The collaborative aspect of Cloud Foundry deployments has helped improve communication at Zipcar, too, said Andy Rosequist, director of IT operations at the car-sharing company. He gave the example of a business user that runs into problems in a piece of internally developed software.

"When it's fixed an hour later, you have a reason to keep coming back and talking, instead of it being, 'Oh, it's going to take us a year to fix this' -- everyone just lives with the pain, no one engages and there's this cycle of distrust," Rosequist said. "By having that speed of execution, there's an incentive to talk to each other, because you can actually see results of that conversation go live and impact directly."

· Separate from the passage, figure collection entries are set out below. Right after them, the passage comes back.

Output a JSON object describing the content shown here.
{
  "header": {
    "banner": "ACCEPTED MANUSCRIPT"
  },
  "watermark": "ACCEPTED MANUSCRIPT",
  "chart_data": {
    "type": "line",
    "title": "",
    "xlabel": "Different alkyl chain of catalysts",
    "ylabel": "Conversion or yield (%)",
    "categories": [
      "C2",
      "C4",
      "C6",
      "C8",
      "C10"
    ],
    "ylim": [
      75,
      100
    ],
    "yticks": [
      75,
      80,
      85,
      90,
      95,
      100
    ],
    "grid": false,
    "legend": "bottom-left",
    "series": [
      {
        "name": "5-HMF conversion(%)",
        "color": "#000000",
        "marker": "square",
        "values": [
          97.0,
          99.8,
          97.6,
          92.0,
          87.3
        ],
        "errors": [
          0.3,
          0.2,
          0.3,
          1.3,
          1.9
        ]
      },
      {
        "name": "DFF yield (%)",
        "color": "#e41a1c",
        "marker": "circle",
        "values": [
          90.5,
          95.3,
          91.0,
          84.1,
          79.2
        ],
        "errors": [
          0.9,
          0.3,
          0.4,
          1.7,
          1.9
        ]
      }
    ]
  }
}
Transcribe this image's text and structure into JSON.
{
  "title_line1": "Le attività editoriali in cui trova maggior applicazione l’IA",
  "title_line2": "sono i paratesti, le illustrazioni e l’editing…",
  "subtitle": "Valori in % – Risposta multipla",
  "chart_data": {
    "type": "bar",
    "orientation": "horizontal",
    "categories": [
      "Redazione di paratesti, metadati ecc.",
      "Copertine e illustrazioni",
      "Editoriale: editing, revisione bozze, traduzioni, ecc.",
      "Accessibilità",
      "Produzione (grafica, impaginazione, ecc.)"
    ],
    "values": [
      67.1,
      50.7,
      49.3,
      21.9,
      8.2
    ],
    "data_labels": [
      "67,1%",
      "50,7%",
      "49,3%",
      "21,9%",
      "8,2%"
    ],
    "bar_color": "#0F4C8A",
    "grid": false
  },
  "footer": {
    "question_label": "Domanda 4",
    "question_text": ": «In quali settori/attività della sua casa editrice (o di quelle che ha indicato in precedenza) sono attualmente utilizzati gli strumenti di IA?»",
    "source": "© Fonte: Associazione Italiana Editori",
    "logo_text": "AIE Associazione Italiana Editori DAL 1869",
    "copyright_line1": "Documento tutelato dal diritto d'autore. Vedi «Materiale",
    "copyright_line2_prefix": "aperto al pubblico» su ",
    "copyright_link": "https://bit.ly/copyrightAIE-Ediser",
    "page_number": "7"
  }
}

Internal politics and bureaucracy were a byproduct of moving fast on software development at Boeing, Yildirim said. To overcome that, IT and the development teams work tightly with the business on software projects, so both sides understand "what are we trying to accomplish."

"They work together and they eat breakfast together and they just really talk to each other -- and as a result, they deliver daily," Yildirim said.

'The needs of the users'

Attendees Geri Jennings and John Tuttle, software engineers at information security company CyberArk, based in Newton, Mass., don't have Cloud Foundry deployments themselves -- their customers do -- but they echoed some of the same themes of quickly delivering software and improving the experience of users, both internal and external.

"We have heard from customers that they really love how productive their engineers are using Cloud Foundry," Jennings said. "They're able to release a lot more new code, and I think that's exactly the thing that allows that feedback loop to become smaller so that you hear more rapidly whether what you've done is useful or not."

Jennings and Tuttle are on the team that produces Conjur -- the Massachusetts company was acquired by CyberArk in 2017 -- which helps IT operations and developers secure the software development process. They create integration for Cloud Foundry, allowing users to secure passwords and credentials and access outside applications. The pair visited the Boston convention to learn about new features and capabilities in Cloud Foundry. For example, Jennings was impressed by improved information security in the container management system Diego, which can now install certificates on individual application instances.

Such information security improvements will help the Conjur team "make sure our product is best serving the needs of the users," Tuttle said.